The main thing that works for Red Wings: Aces of the Sky is that instant accessibility and simple learning curve. Yet it rewards you for learning all the little nuances to combat and is one of those true ‘easy to learn, difficult to master’ types of games.

This on a base level is brilliant, as missions are well paced and always feel challenging. Never once did I feel like I was going through the motions and just gunning down simple enemies without any regard to how I was playing. Something I have felt in many other games that throw enemies at you.

It is good that the combat itself is so satisfying, as the main campaign, whilst nicely presented in a comic-book styled format feels a bit bland. This in turn leads into a campaign that also feel a tad repetitive and a bit by the numbers. Don’t get me wrong, the Red Baron tale is a fascinating one, I just don’t think it is done justice here. I also don’t ever feel the missions themselves really fit that either. I would honestly have been ok with this being a completely made up story and character if it is just for padding.

I get that in a game based around dog-fighting there is very little in terms of variety to be had. But I look at other games in the genre that have managed this and felt Red Wings: Aces of the Sky just lacked here. Especially when you add in a top down bombing section that just feel so out of place, like it could have come from a different game entirely. There are also missions in campaign that have you flying through loops to keep your fuel gauge up and trying to beat a time. I get why this is there, but within the story it is set in, it feels off.

This is all a shame as I love the actual mechanics of the game. Each and every combat mission had me feeling like I was in a constant battle and never once felt overpowered of comfortable. I was forced to use the clouds as cover and really think about the sky as a battlefield. The enemy AI seems to be very intelligent and constantly had me switching between attacking and then flying defensively.
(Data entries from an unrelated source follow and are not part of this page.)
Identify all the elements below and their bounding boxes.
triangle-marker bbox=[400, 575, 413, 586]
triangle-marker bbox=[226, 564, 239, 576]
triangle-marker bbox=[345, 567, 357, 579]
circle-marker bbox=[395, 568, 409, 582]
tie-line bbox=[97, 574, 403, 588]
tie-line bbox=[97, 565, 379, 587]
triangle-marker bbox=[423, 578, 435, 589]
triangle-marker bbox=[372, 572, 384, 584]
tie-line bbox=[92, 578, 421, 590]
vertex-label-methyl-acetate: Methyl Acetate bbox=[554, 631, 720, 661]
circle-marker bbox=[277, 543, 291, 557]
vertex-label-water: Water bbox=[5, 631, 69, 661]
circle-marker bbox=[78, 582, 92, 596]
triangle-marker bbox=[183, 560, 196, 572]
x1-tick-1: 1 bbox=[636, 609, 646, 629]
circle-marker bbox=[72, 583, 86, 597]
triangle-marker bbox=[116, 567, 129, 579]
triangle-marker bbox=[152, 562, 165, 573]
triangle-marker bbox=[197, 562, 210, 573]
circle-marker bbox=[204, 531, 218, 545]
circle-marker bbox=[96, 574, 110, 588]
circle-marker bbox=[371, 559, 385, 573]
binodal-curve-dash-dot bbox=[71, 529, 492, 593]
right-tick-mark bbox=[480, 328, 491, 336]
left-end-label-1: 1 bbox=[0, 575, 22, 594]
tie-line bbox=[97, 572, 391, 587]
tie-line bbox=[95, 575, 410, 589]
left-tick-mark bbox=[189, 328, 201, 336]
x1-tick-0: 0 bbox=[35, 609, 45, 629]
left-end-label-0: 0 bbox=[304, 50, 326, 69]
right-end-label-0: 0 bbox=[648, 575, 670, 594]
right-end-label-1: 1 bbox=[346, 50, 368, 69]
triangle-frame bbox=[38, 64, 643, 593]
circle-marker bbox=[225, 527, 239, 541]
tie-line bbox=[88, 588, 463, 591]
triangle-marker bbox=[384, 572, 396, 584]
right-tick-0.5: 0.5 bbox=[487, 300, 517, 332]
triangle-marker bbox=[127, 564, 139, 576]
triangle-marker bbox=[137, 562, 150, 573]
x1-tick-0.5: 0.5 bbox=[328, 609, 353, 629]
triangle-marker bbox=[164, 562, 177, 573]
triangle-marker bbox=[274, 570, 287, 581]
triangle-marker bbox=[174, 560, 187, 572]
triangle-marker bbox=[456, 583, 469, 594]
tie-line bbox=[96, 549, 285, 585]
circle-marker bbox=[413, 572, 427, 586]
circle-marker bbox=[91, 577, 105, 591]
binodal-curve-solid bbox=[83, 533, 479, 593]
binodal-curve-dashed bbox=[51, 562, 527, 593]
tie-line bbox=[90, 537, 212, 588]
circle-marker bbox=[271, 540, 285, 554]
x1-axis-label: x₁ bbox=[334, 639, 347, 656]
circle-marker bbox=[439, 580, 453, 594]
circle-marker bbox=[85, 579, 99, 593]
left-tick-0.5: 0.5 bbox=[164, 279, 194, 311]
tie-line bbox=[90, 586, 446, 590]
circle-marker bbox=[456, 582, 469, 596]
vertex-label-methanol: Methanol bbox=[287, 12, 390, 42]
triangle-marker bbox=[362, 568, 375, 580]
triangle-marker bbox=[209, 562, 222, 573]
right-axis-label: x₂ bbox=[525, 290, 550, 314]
One of the things that matter in battle often comes as a mission objective too. That is shooting down blimps. Some will spawn more enemies once shot down, whilst others will keep spawning them until shot down. It adds a very interesting strategic element. Which you can’t just avoid, as missions could be timed, or score based. Beating these targets will get you stars which are then used on skill and upgrade trees for your plane of choice.

Upgrades become vital, as missions do become extremely tough as you progress. Being under-powered will see you shot down rather quickly. You feel so very exposed all the time and staying in the battle is a must. Especially in a score based round, where combos matter. The combo timing is fairly generous, but play too timidly and you’ll just never get those scores up.

To offset the story mode, there is also a survival mode and in all honesty, I would have rather the game be based around this more than anything. The survival mode is a wave based mode where you must do as it says on the tin . Survive, whilst downing wave after wave of enemies. The better you do, the better score you get. It is seen as a secondary mode, but personally if the story mode was scrapped and replaced by various challenge score chasing mode instead. Will I’d be very much ok with that.

Red Wings: Aces of the Sky is a very odd game. There is a lot to like about it. From the way it looks right through to the way it plays. There is plenty to keep you occupied. However it just lacks that little spark that would keep it in my permanent rotation. I will pop back in every now and again to the survival mode, but it may just as easily be forgotten about with so much other stuff to play.

By no means is Red Wings: Ace of the Sky a bad game, it is very good. I feel like I am dumping on it from a great height (if that is possible for a game that takes place in the sky) and that isn’t my intention. It is worth playing for sure it just doesn’t have the longevity that it could so easily have had. It certainly isn’t the next Crimson Skies of Snoopy: Flying Ace that I was so hoping it was shaping up to be.